Eu disse a ela que tudo bem, mas que seria bom dar o assunto por encerrado, pois não me sentia confortável com ele. Ela afirmou que eu poderia verificar as conversas e confirmar que já tinha parado de responder daquela forma.

O dia passou e, chegada a noite, jantamos, conversamos e, ao nos deitarmos, eu perguntei:

Eu: Você disse a ele que eu pareço um cavalo?

Ela: Melhor deixar esse assunto no passado.

Eu: Fiquei um pouco surpreso com esse comentário seu.

Ela, já passando a mão no meu pau, disse:

— Olha o tamanho disso! Kkk

Eu: Você quase nunca faz comentários assim, por isso fiquei surpreso.

Ela: Ah… mas agora estou falando.

Eu: Então vem cá…

Ela o pegou, começou a punhetá-lo e fez uma brincadeira, passando a ponta da língua na cabecinha. E falou: — Falei que você me castiga gostoso — e começou a chupar.

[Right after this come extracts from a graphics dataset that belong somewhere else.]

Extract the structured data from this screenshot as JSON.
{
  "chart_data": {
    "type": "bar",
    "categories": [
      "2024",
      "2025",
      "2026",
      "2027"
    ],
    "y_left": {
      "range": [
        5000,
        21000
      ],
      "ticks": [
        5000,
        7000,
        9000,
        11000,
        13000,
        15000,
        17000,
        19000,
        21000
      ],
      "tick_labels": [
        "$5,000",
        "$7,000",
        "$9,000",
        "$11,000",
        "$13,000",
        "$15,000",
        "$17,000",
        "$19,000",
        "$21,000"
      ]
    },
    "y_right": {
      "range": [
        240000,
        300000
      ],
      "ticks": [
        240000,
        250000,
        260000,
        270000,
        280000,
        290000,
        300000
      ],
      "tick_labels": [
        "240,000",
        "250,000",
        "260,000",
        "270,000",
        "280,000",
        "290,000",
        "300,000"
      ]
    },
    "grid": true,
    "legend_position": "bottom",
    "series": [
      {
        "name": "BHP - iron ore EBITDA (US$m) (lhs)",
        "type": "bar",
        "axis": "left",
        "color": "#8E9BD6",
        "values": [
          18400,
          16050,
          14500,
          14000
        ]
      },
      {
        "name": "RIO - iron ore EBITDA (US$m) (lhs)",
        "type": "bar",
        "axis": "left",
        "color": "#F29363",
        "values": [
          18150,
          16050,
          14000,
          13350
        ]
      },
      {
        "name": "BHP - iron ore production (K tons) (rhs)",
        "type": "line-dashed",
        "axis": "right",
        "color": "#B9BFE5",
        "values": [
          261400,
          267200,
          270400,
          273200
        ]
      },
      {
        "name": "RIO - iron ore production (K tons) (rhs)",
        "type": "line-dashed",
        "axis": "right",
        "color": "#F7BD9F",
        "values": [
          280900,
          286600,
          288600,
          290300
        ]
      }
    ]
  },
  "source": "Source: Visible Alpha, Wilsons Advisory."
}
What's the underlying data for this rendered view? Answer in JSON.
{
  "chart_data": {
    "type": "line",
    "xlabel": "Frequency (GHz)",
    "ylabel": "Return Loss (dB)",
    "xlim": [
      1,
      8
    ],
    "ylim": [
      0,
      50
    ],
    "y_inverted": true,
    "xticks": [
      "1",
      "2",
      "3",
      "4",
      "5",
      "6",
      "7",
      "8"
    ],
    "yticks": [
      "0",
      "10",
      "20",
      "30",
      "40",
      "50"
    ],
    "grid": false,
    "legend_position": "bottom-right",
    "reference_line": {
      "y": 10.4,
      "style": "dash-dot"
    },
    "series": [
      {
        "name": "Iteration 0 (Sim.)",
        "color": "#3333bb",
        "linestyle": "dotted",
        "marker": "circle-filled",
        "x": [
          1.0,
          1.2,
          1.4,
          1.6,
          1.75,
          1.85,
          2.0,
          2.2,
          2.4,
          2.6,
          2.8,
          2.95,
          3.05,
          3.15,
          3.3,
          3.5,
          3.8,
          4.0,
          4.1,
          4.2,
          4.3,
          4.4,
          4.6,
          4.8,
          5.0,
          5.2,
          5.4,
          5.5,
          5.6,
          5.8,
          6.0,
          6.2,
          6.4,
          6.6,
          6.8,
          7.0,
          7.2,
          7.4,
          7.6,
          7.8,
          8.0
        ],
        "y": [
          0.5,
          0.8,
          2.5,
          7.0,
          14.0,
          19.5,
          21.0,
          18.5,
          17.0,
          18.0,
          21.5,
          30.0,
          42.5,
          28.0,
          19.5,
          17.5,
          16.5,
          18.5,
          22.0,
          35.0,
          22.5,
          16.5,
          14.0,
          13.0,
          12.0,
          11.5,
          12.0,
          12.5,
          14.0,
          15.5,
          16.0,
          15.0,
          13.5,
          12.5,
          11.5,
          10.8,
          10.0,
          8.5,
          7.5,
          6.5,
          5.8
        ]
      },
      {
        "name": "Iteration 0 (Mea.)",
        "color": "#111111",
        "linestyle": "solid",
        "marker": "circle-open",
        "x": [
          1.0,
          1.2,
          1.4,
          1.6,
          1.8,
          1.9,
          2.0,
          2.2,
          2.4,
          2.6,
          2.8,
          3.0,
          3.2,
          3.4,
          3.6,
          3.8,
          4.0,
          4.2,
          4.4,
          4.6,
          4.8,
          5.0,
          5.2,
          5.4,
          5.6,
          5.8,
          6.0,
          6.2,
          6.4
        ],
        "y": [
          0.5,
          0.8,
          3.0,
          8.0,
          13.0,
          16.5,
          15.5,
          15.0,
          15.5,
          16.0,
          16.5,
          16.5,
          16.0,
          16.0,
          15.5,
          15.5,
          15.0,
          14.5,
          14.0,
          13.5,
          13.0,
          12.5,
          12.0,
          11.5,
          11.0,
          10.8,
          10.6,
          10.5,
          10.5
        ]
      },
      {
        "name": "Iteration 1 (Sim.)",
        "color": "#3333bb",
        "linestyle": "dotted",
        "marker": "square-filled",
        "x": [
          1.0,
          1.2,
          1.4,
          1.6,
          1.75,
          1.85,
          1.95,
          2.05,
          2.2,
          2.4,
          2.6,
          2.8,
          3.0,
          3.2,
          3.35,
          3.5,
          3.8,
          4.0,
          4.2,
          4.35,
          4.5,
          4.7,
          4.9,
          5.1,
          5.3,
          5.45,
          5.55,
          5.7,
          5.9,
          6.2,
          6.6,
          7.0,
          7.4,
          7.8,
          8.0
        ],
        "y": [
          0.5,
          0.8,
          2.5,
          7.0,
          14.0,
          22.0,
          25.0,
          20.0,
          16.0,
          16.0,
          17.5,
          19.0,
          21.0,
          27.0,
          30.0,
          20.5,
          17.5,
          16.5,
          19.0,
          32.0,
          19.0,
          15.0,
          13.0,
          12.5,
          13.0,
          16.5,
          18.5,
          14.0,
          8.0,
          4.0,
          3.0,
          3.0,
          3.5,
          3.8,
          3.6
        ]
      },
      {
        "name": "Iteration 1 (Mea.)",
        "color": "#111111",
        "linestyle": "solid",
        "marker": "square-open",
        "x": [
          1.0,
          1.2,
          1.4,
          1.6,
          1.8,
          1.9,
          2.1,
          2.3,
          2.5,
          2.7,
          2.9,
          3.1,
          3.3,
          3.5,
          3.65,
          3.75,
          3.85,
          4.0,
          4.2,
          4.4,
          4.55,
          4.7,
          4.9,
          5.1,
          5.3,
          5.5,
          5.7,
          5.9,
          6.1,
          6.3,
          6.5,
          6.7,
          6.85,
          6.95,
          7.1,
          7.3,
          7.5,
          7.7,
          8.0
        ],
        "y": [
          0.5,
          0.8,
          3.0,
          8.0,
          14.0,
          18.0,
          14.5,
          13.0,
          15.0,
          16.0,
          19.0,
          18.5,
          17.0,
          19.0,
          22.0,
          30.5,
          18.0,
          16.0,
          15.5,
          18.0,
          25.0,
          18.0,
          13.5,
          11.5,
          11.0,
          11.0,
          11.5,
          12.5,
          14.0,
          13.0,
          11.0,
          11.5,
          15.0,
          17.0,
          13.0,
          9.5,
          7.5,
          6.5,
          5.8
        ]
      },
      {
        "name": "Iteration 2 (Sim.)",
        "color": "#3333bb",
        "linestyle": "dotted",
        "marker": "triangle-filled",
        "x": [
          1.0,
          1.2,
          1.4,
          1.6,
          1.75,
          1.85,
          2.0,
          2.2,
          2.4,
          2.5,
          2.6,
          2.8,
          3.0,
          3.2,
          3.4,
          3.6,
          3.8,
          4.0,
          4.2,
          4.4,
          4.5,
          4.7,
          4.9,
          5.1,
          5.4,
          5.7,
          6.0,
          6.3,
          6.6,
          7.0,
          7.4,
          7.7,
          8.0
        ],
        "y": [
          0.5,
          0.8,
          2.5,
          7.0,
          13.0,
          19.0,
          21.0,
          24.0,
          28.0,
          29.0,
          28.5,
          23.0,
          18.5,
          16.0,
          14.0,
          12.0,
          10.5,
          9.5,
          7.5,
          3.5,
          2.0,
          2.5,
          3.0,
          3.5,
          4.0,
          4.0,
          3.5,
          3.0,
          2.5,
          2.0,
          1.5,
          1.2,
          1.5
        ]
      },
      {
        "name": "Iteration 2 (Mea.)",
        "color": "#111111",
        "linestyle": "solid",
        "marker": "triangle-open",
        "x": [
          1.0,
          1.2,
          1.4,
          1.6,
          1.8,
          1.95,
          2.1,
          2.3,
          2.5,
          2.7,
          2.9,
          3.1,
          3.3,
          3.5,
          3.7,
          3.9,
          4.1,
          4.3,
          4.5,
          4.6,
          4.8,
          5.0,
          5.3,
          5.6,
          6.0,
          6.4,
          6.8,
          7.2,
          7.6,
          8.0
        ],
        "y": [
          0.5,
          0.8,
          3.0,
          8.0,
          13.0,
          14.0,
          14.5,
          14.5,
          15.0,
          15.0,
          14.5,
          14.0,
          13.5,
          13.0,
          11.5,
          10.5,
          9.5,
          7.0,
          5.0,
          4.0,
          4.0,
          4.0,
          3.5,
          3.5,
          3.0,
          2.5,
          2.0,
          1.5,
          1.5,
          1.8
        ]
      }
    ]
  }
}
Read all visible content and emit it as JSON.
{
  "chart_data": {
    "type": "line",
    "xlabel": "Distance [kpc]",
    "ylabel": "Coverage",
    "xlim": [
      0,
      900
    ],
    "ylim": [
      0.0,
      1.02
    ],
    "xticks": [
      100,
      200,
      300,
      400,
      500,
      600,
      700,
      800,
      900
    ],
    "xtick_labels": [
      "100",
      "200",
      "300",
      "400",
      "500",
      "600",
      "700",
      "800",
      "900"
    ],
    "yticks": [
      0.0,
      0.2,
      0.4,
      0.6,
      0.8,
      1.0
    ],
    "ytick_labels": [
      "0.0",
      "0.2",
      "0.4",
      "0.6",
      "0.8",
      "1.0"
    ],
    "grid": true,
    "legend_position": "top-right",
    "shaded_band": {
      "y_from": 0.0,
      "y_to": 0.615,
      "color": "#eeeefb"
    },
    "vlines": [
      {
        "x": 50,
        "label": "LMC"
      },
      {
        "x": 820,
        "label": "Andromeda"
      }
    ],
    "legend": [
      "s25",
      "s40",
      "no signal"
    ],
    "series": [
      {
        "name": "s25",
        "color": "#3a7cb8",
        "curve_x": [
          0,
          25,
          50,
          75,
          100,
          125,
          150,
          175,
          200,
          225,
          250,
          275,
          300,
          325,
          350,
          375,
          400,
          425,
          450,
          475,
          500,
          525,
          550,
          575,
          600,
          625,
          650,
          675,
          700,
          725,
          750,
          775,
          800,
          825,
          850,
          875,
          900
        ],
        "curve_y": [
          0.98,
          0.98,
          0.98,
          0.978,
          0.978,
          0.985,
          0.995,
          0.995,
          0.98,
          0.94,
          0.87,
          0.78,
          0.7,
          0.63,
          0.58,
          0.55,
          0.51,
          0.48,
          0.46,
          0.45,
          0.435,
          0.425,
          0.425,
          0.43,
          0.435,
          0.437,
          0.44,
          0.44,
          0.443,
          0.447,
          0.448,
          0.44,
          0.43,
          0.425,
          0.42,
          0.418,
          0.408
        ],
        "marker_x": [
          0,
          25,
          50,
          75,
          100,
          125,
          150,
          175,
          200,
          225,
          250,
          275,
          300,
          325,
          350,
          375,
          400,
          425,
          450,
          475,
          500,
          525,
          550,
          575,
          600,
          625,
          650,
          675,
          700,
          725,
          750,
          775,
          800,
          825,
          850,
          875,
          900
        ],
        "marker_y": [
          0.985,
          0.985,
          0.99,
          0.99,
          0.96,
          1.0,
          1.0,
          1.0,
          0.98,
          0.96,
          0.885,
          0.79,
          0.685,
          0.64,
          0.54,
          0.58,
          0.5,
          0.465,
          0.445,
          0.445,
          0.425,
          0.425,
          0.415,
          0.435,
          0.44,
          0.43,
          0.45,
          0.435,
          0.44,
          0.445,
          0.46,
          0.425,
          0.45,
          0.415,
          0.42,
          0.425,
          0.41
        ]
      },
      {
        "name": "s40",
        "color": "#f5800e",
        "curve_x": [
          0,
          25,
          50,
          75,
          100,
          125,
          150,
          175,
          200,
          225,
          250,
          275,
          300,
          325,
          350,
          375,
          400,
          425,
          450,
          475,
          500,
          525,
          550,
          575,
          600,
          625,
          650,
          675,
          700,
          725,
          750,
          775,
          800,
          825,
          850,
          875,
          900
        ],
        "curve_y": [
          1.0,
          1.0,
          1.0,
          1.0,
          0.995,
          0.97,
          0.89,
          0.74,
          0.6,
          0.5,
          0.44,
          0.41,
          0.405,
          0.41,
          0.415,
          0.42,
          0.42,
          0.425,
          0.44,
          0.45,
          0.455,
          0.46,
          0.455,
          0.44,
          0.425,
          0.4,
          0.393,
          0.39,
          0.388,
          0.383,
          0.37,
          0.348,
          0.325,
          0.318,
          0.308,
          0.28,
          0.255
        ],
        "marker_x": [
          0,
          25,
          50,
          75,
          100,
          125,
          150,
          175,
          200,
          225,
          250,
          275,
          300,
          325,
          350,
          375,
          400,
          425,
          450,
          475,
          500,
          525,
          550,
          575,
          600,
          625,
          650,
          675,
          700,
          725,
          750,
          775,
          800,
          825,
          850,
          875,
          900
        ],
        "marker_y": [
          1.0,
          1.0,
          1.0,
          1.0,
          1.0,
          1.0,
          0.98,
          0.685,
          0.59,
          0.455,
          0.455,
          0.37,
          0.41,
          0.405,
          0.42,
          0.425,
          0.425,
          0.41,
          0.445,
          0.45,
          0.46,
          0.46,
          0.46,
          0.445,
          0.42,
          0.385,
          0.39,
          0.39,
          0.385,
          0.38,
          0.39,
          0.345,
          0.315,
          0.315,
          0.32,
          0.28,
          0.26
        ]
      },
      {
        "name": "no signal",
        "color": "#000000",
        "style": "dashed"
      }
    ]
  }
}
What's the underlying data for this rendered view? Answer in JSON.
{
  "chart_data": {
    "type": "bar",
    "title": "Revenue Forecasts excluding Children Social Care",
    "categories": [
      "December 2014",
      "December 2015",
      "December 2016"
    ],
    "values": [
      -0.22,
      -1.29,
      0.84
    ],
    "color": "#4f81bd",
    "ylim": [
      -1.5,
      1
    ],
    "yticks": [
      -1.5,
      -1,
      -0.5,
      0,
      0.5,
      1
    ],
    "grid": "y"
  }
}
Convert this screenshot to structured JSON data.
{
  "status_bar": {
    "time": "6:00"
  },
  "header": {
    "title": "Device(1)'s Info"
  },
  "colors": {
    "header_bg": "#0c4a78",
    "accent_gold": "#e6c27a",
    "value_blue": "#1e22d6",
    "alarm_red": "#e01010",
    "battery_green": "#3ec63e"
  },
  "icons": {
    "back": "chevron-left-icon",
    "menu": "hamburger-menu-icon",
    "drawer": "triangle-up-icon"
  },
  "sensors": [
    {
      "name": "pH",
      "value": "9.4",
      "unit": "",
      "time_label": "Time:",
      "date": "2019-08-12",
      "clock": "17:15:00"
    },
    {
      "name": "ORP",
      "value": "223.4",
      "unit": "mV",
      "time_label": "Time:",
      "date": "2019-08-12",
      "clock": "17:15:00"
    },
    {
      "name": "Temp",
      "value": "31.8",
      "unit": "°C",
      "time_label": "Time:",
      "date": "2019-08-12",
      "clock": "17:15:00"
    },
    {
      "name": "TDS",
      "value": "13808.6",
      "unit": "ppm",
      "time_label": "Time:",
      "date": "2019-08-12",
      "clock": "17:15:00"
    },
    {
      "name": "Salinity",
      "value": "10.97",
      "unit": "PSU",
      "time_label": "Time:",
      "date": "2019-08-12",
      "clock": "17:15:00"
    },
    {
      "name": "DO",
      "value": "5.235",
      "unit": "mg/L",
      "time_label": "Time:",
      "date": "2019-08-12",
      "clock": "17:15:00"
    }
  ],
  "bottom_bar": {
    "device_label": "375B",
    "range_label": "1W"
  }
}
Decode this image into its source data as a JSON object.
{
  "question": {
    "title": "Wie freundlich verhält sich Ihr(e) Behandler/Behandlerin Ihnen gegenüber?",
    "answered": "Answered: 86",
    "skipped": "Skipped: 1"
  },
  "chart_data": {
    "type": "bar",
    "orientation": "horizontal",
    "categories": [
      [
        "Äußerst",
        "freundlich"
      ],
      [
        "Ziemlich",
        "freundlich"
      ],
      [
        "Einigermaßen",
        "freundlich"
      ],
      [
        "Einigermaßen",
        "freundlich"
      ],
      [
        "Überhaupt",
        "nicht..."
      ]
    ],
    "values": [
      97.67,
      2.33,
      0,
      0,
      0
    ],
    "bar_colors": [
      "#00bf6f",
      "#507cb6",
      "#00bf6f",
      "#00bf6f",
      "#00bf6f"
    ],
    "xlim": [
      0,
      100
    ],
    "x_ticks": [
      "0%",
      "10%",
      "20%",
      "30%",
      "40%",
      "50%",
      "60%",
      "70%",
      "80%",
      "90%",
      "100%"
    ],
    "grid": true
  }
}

Eu: Então foi safada? Vi que você disse a ele que, naquela noite, foi a minha puta.

Ela: Falei que você comeu o meu cu com gosto, que no dia seguinte eu mal conseguia me sentar.

Eu: Mama gostoso o meu pau, que já vou empurrá-lo no seu rabo — mas antes, vou comer a sua bucetinha bem rápido.

Ela chupou um pouco, logo ficou na posição de quatro e me chamou. Assim continuamos, até o momento em que ela me ofereceu, dizendo: — Vem! Se você comer o meu cuzinho, deixo você gozar na minha cara.

E foi o que fizemos. Depois, fomos ao banheiro, tomamos banho e, ao voltarmos, ela disse: — Agora sim, melhor deixar esse assunto no passado e não tocá-lo mais.

Esse ficou sendo o nosso acordo e, até hoje, esse assunto permanece no passado.